The reversal is that I've gone from being desperate to have sex to not wanting to have sex with him at all.


----------



## Abc123wife (Sep 18, 2013)

Why are you waiting to divorce? If I remember from your previous posts, you work full-time and he sits at home in his recliner. You may have said you can't afford to divorce. But I f you don't divorce ASAP you will be stuck paying alimony and giving him a portion of your retirement, etc. 

You made a mistake marrying him. Fix it before it becomes a really big mistake that affects the rest of your working life, your retirement, and beyond.


----------



## murphy5 (May 1, 2014)

doobie said:


> I'm fit as a fiddle while he has heart problems, an appalling diet and drinks half a bottle of whiskey most nights. During the talks we've had about this, he's got upset and apologised for not looking after himself better during his earlier years and promised to do something about his health and drinking. He hasn't cut down on the drinking, hasn't changed his diet and has not started any exercise regime that would lead to a fitter, healthier lifestyle. He sits around reading most days until he's exhausted and has to go and lie down at about 7 or 8pm. He's also pretty soap-shy and will only bathe or shower when I insist. When I recently left him to make up his own mind when to bathe or shower, he went 2 weeks without washing!
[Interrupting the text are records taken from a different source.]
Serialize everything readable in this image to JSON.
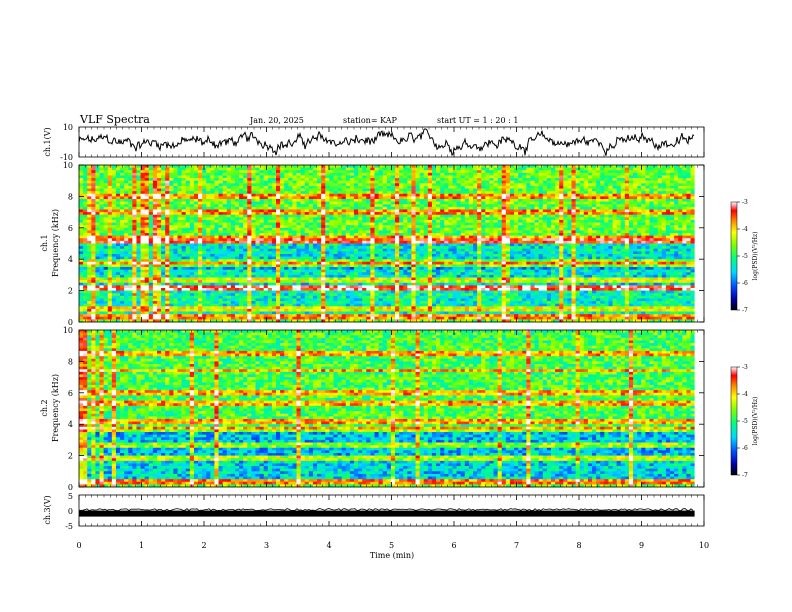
{
  "header": {
    "title": "VLF Spectra",
    "date": "Jan. 20, 2025",
    "station": "station= KAP",
    "start": "start  UT =   1 : 20 : 1"
  },
  "colors": {
    "waveform": "#000000",
    "axis": "#000000",
    "background": "#ffffff",
    "colormap": [
      "#000000",
      "#0000aa",
      "#0050ff",
      "#00d8ff",
      "#00ff80",
      "#7cff00",
      "#ffff00",
      "#ff9000",
      "#ff0000",
      "#ffffff"
    ]
  },
  "chart_data": [
    {
      "type": "line",
      "panel": "ch1-waveform",
      "ylabel": "ch.1(V)",
      "ylim": [
        -10,
        10
      ],
      "yticks": [
        "10",
        "-10"
      ],
      "xlim": [
        0,
        10
      ],
      "x_end": 9.85,
      "note_values": "dense waveform fluctuating roughly between -8 and +8 V"
    },
    {
      "type": "heatmap",
      "panel": "ch1-spectrogram",
      "ylabel": "ch.1\nFrequency (kHz)",
      "ylabel_lines": [
        "ch.1",
        "Frequency (kHz)"
      ],
      "ylim": [
        0,
        10
      ],
      "yticks": [
        "0",
        "2",
        "4",
        "6",
        "8",
        "10"
      ],
      "xlim": [
        0,
        10
      ],
      "x_end": 9.85,
      "colorbar": {
        "label": "log(PSD)(V²/Hz)",
        "range": [
          -7,
          -3
        ],
        "ticks": [
          "-3",
          "-4",
          "-5",
          "-6",
          "-7"
        ]
      },
      "bands": [
        {
          "from": 0.0,
          "to": 0.5,
          "level": -4.8
        },
        {
          "from": 0.5,
          "to": 2.0,
          "level": -5.4
        },
        {
          "from": 2.0,
          "to": 2.3,
          "level": -4.3
        },
        {
          "from": 2.3,
          "to": 3.4,
          "level": -5.5
        },
        {
          "from": 3.4,
          "to": 4.0,
          "level": -5.8
        },
        {
          "from": 4.0,
          "to": 5.0,
          "level": -5.5
        },
        {
          "from": 5.0,
          "to": 5.4,
          "level": -4.5
        },
        {
          "from": 5.4,
          "to": 10.0,
          "level": -4.9
        }
      ],
      "lines_khz": [
        0.3,
        0.8,
        2.1,
        2.6,
        3.6,
        3.85,
        5.1,
        5.3,
        7.0,
        8.0
      ]
    },
    {
      "type": "heatmap",
      "panel": "ch2-spectrogram",
      "ylabel": "ch.2\nFrequency (kHz)",
      "ylabel_lines": [
        "ch.2",
        "Frequency (kHz)"
      ],
      "ylim": [
        0,
        10
      ],
      "yticks": [
        "0",
        "2",
        "4",
        "6",
        "8",
        "10"
      ],
      "xlim": [
        0,
        10
      ],
      "x_end": 9.85,
      "colorbar": {
        "label": "log(PSD)(V²/Hz)",
        "range": [
          -7,
          -3
        ],
        "ticks": [
          "-3",
          "-4",
          "-5",
          "-6",
          "-7"
        ]
      },
      "bands": [
        {
          "from": 0.0,
          "to": 0.5,
          "level": -4.8
        },
        {
          "from": 0.5,
          "to": 2.0,
          "level": -5.6
        },
        {
          "from": 2.0,
          "to": 3.6,
          "level": -5.7
        },
        {
          "from": 3.6,
          "to": 10.0,
          "level": -5.0
        }
      ],
      "lines_khz": [
        0.3,
        1.9,
        2.6,
        3.7,
        4.2,
        5.3,
        6.0,
        7.4,
        8.5
      ]
    },
    {
      "type": "line",
      "panel": "ch3-waveform",
      "ylabel": "ch.3(V)",
      "ylim": [
        -5,
        5
      ],
      "yticks": [
        "5",
        "0",
        "-5"
      ],
      "xlim": [
        0,
        10
      ],
      "x_end": 9.85,
      "xlabel": "Time (min)",
      "xticks": [
        "0",
        "1",
        "2",
        "3",
        "4",
        "5",
        "6",
        "7",
        "8",
        "9",
        "10"
      ],
      "note_values": "narrow band around -1 V"
    }
  ]
}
Our bed smells from his sweat and I currently change the bedding twice a week as I can't stand the smell.
> 
> ... making sure he washes, changes his clothes. takes his heart pills, etc.


How did you not see this coming while you dated? Was there some bait and switch going on? The fact that he does not bathe should have occurred to you as you dated him? yes no?


----------



## john117 (May 20, 2013)

Could you provide some background in your pre married days, and some insights into his qualities that you saw and convinced you two to marry? How long did you date? Etc?


----------



## techmom (Oct 22, 2012)

john117 said:


> Could you provide some background in your pre married days, and some insights into his qualities that you saw and convinced you two to marry? How long did you date? Etc?


Inquiring minds want to know....:scratchhead:


----------